Lima, Aug 29: Peru's truth and reconciliation commission has implicated former President Alberto Fujimori and Peru's serving Cardinal Juan Luis Cipriani in two decades of violence that left more than 69,000 dead or missing. The commission's 6,000-page report to President Alejandro Toledo yesterday said massacres, political terrorism and summary executions from 1980 to 2000 were perpetrated by maoist shining path guerrillas, the police and the army.

The report blamed the start of the violence on shining path, which launched an uprising in 1980, saying the guerrillas carried out massacres with a systematic "terrorist methodology."

But the commission added that police and the Peruvian military were also guilty of serious rights violations that the commission termed "crimes against humanity." And it said the commission's two-year investigation had concluded that Fujimori held "legal responsibility" for assassinations, abductions and massacres carried out by the feared military death squad known as "Colina."

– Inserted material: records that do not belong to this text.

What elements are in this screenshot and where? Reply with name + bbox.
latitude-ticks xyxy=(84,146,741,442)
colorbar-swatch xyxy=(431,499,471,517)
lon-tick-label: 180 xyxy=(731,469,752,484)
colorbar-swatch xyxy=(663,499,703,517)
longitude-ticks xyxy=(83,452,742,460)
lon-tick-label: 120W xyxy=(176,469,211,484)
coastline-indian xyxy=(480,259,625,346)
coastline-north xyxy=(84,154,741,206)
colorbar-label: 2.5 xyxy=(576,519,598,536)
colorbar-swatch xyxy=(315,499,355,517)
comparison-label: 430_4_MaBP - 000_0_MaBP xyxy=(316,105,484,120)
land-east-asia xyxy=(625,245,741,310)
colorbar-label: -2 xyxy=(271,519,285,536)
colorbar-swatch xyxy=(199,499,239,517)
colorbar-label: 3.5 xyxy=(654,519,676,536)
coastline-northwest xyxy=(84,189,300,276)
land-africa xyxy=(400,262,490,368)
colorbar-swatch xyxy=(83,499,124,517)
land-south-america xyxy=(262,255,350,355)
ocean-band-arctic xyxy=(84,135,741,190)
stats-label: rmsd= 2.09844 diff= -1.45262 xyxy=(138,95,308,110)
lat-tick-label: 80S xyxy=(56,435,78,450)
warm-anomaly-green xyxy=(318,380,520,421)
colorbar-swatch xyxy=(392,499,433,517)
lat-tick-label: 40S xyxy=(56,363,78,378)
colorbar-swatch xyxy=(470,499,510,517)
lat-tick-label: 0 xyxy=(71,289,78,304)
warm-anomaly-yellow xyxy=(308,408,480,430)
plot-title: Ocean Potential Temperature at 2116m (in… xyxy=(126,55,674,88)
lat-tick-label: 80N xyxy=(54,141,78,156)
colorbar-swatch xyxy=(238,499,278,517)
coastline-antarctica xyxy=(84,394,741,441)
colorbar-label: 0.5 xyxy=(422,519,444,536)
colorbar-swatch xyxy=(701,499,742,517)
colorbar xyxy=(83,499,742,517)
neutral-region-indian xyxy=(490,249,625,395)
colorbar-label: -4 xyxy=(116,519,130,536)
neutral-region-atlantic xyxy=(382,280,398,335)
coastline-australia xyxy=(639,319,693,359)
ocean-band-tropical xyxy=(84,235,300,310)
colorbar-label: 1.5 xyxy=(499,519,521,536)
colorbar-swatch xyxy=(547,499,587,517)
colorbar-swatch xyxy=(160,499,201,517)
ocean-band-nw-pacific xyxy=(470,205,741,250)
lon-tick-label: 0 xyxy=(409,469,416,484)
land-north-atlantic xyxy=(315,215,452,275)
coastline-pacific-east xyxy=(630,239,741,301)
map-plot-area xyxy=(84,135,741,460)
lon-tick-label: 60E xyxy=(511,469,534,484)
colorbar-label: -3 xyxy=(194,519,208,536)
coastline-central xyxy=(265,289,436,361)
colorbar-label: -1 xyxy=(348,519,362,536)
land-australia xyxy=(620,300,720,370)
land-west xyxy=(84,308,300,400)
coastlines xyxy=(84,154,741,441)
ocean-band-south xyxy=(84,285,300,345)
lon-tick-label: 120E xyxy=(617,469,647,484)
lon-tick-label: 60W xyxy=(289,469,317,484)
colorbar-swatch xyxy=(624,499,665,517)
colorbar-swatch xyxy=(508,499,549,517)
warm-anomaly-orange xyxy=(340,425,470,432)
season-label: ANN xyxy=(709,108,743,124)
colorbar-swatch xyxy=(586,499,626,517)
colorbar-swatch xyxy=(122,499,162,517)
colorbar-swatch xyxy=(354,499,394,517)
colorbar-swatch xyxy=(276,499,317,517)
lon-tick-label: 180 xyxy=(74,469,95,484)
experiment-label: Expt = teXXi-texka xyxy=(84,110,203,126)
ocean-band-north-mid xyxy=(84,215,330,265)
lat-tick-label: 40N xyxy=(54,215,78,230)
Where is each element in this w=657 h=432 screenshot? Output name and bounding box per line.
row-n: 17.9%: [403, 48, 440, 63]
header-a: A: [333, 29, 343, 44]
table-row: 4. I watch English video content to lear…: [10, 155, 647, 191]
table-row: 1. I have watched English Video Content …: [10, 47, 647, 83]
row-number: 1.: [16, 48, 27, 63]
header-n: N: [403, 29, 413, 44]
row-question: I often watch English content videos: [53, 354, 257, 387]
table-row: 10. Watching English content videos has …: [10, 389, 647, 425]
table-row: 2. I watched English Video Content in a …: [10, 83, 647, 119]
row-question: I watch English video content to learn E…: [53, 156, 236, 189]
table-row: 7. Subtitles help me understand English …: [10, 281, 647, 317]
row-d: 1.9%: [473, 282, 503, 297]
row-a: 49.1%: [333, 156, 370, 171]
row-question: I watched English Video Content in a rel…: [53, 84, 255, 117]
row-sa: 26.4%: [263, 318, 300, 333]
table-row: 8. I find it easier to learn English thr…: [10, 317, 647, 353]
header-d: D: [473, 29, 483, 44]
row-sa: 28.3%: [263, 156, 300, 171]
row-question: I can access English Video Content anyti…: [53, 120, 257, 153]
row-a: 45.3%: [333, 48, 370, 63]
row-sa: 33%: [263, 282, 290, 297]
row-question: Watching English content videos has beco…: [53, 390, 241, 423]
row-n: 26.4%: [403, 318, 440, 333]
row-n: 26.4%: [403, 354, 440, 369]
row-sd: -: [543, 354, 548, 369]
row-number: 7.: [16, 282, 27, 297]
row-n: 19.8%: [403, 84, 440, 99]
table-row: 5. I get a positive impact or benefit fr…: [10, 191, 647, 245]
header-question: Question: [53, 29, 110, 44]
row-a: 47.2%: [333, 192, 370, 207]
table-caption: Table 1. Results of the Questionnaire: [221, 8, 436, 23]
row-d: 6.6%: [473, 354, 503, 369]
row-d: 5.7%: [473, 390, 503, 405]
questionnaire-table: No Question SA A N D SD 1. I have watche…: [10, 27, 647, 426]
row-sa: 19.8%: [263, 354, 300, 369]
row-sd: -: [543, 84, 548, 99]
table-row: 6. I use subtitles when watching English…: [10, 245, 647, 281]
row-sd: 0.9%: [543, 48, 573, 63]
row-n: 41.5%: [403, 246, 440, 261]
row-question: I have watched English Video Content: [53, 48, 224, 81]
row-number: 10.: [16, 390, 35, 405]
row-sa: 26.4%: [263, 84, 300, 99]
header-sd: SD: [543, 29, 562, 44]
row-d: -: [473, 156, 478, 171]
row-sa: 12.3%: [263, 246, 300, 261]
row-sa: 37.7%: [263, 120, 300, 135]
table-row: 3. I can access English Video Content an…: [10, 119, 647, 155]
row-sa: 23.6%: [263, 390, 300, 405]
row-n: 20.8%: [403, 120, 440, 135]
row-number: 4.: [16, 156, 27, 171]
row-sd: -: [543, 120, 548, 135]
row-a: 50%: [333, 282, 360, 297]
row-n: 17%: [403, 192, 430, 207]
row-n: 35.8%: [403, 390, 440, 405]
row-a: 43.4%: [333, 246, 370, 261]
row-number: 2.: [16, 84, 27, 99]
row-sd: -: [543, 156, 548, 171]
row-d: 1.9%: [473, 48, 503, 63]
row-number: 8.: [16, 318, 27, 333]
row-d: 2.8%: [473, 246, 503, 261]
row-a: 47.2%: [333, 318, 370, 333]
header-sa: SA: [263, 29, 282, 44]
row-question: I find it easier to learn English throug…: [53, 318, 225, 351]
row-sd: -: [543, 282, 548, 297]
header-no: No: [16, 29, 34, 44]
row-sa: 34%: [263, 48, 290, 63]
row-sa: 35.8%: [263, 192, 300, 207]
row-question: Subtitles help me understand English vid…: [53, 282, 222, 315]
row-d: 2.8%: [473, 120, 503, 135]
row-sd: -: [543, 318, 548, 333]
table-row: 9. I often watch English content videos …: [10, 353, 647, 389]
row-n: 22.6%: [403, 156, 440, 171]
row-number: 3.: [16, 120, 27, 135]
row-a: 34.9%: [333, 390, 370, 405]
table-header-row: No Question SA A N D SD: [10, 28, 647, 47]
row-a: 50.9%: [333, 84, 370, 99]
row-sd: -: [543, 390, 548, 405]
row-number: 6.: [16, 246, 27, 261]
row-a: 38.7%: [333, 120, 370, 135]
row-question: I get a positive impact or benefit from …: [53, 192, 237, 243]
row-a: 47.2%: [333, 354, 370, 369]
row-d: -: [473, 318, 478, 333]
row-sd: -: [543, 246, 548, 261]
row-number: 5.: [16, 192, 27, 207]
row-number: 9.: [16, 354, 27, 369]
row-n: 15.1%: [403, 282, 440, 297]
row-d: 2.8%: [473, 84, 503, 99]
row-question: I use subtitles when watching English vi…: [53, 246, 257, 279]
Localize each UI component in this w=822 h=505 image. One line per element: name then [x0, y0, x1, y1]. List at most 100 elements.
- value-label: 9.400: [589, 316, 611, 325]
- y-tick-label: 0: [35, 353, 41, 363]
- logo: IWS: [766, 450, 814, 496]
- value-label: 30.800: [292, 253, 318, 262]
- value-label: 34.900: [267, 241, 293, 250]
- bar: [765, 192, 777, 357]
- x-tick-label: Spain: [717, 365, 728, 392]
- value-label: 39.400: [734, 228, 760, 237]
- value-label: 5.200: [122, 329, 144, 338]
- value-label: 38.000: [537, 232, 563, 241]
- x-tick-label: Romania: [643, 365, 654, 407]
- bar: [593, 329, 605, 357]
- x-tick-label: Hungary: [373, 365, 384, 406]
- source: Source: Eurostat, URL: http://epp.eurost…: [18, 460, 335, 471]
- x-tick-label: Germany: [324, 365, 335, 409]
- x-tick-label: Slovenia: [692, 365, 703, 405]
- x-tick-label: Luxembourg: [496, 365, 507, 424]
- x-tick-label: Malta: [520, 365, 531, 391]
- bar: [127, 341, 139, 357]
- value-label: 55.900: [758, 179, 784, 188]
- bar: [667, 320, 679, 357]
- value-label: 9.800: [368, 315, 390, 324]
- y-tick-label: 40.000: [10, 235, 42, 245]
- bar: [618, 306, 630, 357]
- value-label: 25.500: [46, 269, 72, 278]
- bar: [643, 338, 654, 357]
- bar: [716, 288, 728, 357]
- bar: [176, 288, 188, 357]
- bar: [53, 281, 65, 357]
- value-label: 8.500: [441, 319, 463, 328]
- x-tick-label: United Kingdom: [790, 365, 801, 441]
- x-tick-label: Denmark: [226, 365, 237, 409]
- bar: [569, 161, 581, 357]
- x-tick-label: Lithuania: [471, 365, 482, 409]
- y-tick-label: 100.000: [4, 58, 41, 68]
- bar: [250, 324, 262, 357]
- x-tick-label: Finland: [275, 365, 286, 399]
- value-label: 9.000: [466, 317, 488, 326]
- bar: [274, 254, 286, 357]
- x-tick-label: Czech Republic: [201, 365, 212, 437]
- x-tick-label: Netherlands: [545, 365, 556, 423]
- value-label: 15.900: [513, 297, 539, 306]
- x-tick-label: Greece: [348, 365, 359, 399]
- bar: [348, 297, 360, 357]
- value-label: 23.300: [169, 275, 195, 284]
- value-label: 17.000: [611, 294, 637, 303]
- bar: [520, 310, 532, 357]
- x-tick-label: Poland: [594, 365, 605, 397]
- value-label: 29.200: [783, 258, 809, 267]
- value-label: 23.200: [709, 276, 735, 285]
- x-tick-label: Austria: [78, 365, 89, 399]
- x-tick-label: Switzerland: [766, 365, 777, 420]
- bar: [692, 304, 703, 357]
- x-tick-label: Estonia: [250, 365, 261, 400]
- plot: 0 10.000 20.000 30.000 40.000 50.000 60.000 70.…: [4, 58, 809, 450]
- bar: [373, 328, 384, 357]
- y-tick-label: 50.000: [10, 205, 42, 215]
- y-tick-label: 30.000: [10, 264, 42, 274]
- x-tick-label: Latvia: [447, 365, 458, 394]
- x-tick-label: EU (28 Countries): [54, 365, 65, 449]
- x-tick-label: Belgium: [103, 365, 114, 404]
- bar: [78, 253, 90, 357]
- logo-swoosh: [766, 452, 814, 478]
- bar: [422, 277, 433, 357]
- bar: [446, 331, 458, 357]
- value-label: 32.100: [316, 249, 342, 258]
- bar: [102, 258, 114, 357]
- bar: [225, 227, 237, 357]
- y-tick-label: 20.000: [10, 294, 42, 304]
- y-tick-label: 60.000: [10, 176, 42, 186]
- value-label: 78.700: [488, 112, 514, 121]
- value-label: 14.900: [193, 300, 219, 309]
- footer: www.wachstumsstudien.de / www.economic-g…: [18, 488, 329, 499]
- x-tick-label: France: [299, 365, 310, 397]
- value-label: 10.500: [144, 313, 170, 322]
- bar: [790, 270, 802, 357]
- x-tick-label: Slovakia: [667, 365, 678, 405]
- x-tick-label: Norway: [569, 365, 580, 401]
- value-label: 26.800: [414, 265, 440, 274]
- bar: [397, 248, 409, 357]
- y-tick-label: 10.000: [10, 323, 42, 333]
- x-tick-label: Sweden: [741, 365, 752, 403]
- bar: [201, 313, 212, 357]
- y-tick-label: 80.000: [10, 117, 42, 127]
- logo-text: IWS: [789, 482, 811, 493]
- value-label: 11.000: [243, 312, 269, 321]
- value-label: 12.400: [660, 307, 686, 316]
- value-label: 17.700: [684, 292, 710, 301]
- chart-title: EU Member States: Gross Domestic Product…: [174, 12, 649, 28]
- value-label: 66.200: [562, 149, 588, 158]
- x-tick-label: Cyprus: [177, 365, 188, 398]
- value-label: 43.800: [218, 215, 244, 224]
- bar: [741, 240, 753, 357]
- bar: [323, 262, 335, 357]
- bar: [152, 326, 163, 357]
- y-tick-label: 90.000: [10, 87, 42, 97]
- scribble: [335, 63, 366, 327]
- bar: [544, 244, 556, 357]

Fujimori, who served as president from 1990 to 2000, fled murder and corruption charges in late 2000, taking up exile in Japan, the land of his immigrant parents.


Peru is seeking his extradition, but Fujimori holds dual Peruvian-Japanese nationality and Japan does not extradite its own citizens. During Fujimori's 10 years as President, said the report, "the armed conflict was manipulated with the aim of keeping his regime in power."